Terra bruciata by Jonathan Crary

Terra bruciata by Jonathan Crary

autore:Jonathan Crary [Crary, Jonathan]
La lingua: eng
Format: epub
editore: Meltemi
pubblicato: 2023-05-19T08:37:23+00:00


Capitolo terzo

Nella nostra società in progressiva disintegrazione, la sfera pubblica e la sfera intima si atrofizzano contemporaneamente.

Alexander Kluge

Mano a mano che il complesso di internet si espande e si concentra, un numero sempre maggiore di aspetti delle nostre vite è progressivamente incanalato entro i protocolli delle reti digitali. Un processo che è disastroso poiché l’amicizia, l’amore, la comunità, la compassione, il libero gioco del desiderio o la condivisione di sofferenza e incertezze sono irrimediabilmente incompatibili con le operazioni online. Molte di queste cose scompaiono o vengono riproposte in forme simulate svuotate, prosciugate della loro singolarità e ineffabilità, permeate di assenza e superficialità. In internet non esistono gioia o tristezza, bellezza o esuberanza. Vi si possono trovare i poemi, ma nessuna poesia. Come possiamo valutare appieno le conseguenze di un così drastico confinamento della ricchezza e illimitatezza delle potenzialità umane all’interno della desolazione e monotonia dei sistemi digitali? La follia e la violenza di questa dissonanza è evidente ovunque si posi gli occhi, ma è al contempo oscurata dall’illusoria convinzione dell’inevitabilità del fatto che le nostre vite debbano essere vissute online, dove invece le nostre speranze e le nostre energie creative vanno inesorabilmente sprecate.
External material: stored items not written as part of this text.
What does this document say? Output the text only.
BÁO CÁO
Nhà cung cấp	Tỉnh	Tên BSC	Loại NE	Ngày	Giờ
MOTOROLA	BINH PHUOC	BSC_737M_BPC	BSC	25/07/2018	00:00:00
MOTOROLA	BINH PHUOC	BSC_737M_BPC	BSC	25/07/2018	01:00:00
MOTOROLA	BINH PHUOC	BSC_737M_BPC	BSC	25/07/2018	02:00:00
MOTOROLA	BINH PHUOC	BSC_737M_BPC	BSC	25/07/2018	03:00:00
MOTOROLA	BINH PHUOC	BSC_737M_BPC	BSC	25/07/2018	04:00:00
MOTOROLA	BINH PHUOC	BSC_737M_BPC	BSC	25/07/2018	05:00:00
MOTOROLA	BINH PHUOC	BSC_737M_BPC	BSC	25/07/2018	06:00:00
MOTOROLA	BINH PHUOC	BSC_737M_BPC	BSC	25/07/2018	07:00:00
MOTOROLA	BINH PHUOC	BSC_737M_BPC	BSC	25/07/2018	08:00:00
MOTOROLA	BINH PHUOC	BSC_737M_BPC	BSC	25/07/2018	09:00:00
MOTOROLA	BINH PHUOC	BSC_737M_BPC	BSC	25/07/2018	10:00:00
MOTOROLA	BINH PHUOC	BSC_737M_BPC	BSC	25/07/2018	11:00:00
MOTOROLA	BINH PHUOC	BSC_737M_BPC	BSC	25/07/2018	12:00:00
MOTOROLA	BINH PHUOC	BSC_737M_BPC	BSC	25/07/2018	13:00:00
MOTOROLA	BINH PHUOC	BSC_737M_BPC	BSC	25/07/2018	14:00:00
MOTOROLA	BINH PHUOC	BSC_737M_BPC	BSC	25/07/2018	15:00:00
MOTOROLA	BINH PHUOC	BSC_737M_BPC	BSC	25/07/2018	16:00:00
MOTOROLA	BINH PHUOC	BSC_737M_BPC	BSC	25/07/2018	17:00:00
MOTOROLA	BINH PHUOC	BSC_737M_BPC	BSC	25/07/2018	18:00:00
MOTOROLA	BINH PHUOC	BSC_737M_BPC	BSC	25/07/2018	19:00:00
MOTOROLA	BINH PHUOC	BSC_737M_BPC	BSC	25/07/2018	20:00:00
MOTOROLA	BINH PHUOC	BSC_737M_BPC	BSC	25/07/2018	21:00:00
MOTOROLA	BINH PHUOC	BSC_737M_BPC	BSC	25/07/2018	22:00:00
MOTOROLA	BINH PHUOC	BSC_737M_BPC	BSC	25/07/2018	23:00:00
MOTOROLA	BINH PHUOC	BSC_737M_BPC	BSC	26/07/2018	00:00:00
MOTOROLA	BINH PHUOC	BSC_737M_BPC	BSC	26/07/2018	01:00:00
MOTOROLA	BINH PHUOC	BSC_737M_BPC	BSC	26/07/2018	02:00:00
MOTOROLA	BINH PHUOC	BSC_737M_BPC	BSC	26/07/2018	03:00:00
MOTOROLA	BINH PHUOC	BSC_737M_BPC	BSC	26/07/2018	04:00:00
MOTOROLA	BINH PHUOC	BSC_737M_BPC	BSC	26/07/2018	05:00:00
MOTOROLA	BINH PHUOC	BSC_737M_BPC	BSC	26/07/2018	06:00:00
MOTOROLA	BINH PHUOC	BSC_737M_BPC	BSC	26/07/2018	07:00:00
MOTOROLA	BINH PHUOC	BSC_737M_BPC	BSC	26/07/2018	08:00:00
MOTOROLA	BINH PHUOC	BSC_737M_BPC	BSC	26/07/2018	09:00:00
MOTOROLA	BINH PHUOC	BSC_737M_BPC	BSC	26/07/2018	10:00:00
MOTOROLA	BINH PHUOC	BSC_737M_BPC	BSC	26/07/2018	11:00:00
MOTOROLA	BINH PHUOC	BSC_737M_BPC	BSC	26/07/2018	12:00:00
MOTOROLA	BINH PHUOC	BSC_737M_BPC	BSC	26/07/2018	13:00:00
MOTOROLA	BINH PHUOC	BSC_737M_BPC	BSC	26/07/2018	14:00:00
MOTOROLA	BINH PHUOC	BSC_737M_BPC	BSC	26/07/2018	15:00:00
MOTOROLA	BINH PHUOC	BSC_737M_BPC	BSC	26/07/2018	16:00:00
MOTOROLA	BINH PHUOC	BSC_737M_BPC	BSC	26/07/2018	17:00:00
In questo senso, il complesso di internet si pone in totale continuità col modo in cui il capitalismo ha da sempre preteso di incanalare le energie e le emozioni umane entro schemi modellati dai requisiti economici e disciplinari. Herbert Marcuse ci ha offerto un’importante descrizione di tale processo: “Alla base dell’organizzazione dell’esistenza umana nella società, stanno bisogni e desideri libidici fondamentali; estremamente plastici e duttili, essi […] sono coordinati agli interessi del dominio, e diventano una forza stabilizzatrice che lega la maggioranza alla minoranza che la governa”88.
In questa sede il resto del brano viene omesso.